Некоторые еретики-гуманисты нагло требуют от Бога, кабы Он спасал первее всего их тела. Душа у них вторична, или о ней они вообще не вспоминают в тварном существовании своем.
Другие гуманисты довольствуются тем, что низводят Бога на свой приземленный уровень. Они ложно примеряют Божественное к самим себе, делая так, чтобы некое высшее отвечало их низменному тленному и бренному существованию и, ни Боже мой, не выбивалось из узеньких рамочек их врожденного кретинизма.
Об атеистах у нас с тобой, Иван, речь сейчас не идет. Конечно, Бог не с ними, ибо неверующий не спасется. Но я говорю о тех, кто причисляет себя к верующим.
Вернее, их стоит обозвать недоверками, коль скоро человека они бездумно приравнивают к Богу. Что-то лепечут о подражании Христу, будто им по силам апостольское духовное подвижничество или даже понимание телесного Боговоплощения и таинства кенозиса. И лепят себе, лепят ничтоже сумняся и ничтоже успеша непостижимые их умишкам ипостаси, лики, даже личины Пресвятой Троицы по самодеятельному почину и самоличному тварному тождеству-отражению.

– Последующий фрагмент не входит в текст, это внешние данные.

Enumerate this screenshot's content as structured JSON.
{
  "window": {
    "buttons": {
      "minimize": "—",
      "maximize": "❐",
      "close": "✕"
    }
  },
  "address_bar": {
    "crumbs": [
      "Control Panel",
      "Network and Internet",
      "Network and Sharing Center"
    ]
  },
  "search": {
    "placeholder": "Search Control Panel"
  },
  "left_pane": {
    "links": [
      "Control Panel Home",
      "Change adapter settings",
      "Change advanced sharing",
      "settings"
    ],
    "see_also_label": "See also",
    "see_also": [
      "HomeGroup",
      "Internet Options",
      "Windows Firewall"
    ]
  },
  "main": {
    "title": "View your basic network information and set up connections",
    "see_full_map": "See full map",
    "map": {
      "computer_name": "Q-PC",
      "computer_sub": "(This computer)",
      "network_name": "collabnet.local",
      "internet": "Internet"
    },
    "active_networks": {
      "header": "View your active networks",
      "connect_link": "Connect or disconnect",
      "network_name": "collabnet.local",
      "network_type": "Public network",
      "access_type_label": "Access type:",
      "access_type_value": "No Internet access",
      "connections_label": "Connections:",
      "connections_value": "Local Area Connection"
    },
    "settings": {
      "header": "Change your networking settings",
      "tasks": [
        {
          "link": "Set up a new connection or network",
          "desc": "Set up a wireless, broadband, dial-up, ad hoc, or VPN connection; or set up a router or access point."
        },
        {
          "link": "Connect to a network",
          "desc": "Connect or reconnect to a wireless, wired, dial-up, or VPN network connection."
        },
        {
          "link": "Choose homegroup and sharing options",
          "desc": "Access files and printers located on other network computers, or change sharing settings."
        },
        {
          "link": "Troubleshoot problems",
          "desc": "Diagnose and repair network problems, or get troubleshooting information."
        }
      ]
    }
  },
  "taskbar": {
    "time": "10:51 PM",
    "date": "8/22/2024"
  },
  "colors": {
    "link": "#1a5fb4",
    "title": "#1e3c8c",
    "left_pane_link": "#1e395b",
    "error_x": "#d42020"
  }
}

Бог не зеркало, чтобы в него глядеться. И не облыжно чудотворная икона в церкви, какую, дескать, следует основательно обслюнявить, кабы молитва до Бога верней дошла…
Не все тебе, Иван, понятно, о чем я толкую. Ничего, возьмешь сие в толк и впрок когда-нибудь потом, отрок…
— Почему же, Филипп Олегович? Я уже не очень чтобы совсем глупенький. Кое-что понимаю.
Как вы говорите, Богу — богово, людям — мирское.
Вот взять моего одноклассника Сережку Краковича. Вы его, наверное, знаете, в нашем пейнтбольном клубе он в команде «Браво»?
— Мелкий такой, кудрявый и шустрый?
— Ну да, Краковича еще Баранком дразнят. Так бабка Баранкова каждое воскресенье к обедне его насильно тащит. Спать не дает. И родители заставляют. Говорят: бабушка старенькая, больная, ее надо в церковь водить.
Он жаловался, что бабка его одной рукой за шкирку поднимает и в стекло иконное мордой тычет. Притом шипит как змея, чтоб чмокал погромче.
А стекло, под которым икона, все в губной помаде и в слюнях. К ней надо в очереди долго стоять.
Баранок мне сказал: если чем-нибудь нехорошим заразиться, то в Бога верить перестанет.
— Бог даст, обойдется. Но ты ему по дружбе подскажи через носовой платок прикладываться. В русском православии сие не возбраняется, ежели икона в киоте и так под стеклом, словно в музее.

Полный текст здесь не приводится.